Low- and middle-income countries and children from lower socioeconomic backgrounds have been the hardest hit, the report notes. Schools have, on average, been closed for longer than in high-income countries, students have had less or no access to technology during school closures, and there has been less adaptation to the challenges of the crisis.  Evidence is mounting of the low effectiveness of remote learning efforts. In Sao Paolo, Brazil, for example, Grade 5 students in remote classes learned nearly 75% less and were 2.5 times more likely to drop out. Emerging data on learning loss shows Grade 4 students in South Africa having lost at least 62% of a year of learning due to school closures, and students in rural Karnataka, India, are estimated to have lost a full year. The increase in education inequality that COVID-19 has created, across and within countries, is not only a problem in its own right; varied learning levels in the classroom makes it more difficult for teachers to help most students catch up, especially the most marginalized.

“While schools must be the first to open as restrictions are lifted, recovering the loss that children have experienced requires far more than simply reopening classrooms. Schoolchildren need intensive support to get back on track, teachers need access to quality training and resources, and education systems need to be transformed,” said Robert Jenkins, UNICEF Director of Education.

“Over 1.6 billion schoolchildren globally were shut out of school at the height of the pandemic, compounding the learning crisis poorer countries were already facing,” said Vicky Ford MP, UK Minister for Africa, Latin America and the Caribbean, ahead of the report launch today. “My priority in the coming year is to ensure as many children as possible globally get back to school and back to high-quality learning.”

The report identifies four urgent recommendations made by the Panel (GEEAP) to help prevent further loss and recover children’s education:

Prioritize keeping schools and preschools fully open. The large educational, economic, social, and mental health costs of school closures and the inadequacy of remote learning strategies as substitutes for in-person learning make it clear that school closures should be a last resort.

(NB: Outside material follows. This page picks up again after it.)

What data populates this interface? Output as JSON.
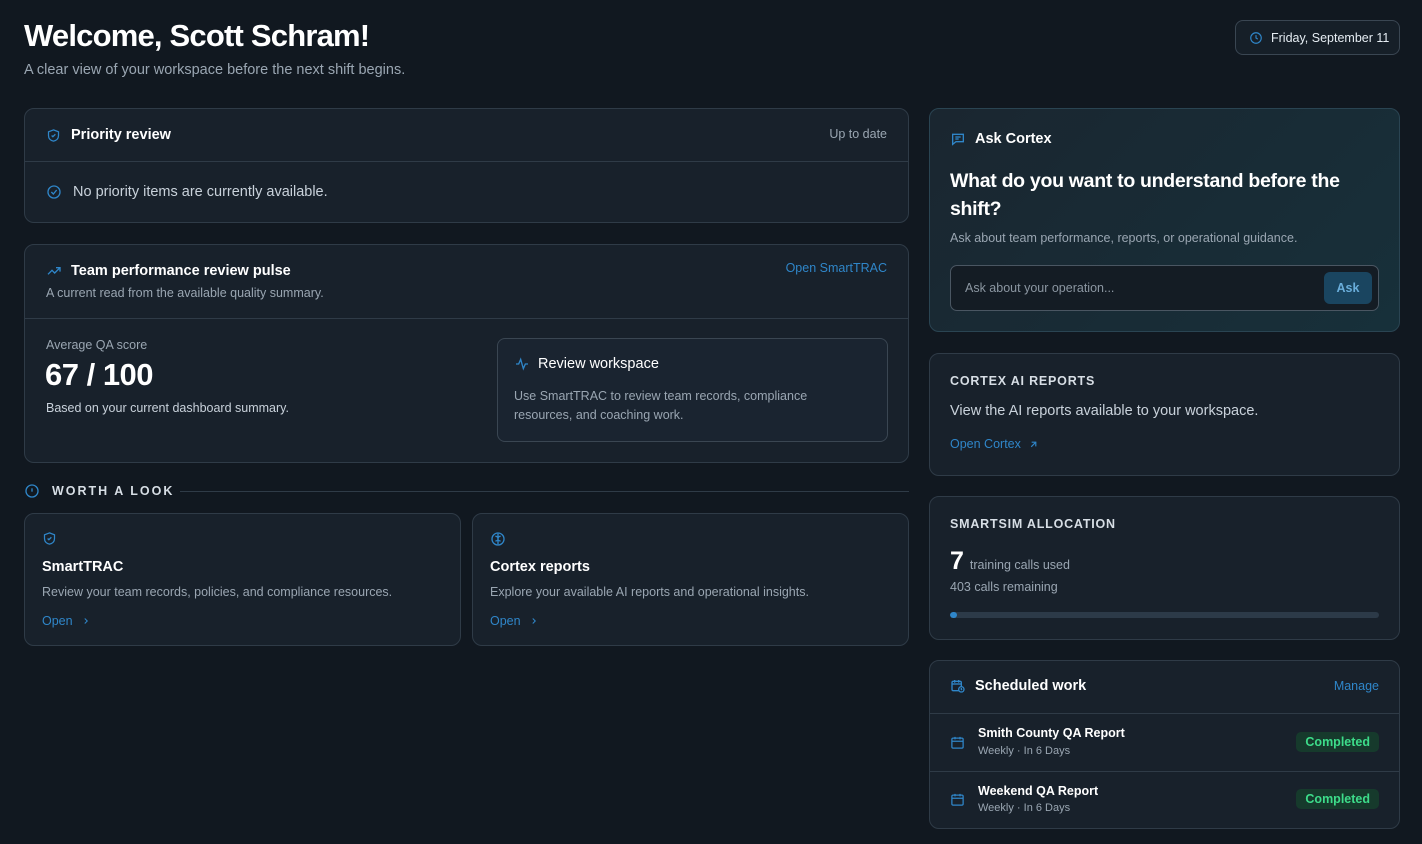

Prioritize teachers for the COVID-19 vaccination, and use masks where assessed as appropriate, and improve ventilation. While not prerequisites to reopening schools, the risk of transmission in schools can be sharply reduced when a combined set of mitigating actions, such as using quality masks and ventilation, are taken.

Adjust instruction to support the learning needs of children and focus on important foundational skills. It is critical to assess students’ learning levels as schools reopen. Targeting instruction tailored to a child’s learning level has been shown to be cost-effective at helping students catch up, including grouping children by level all day or part of the day.

Governments must ensure teachers have adequate support to help children learn. Interventions that provide teachers with carefully structured and simple pedagogy programs have been found to cost-effectively increase literacy and numeracy, particularly when combined with accountability, feedback, and monitoring mechanisms.

The expert panel also calls on governments to build on the lessons learned during school closures by supporting parental engagement and leveraging existing technology.

“We must continue to sound the alarm on the crisis in education and ensure that policy makers have clear evidence for how to recover the catastrophic learning losses and prevent a lost generation,” said Jaime Saavedra, Panel member and Global Director for Education at the World Bank.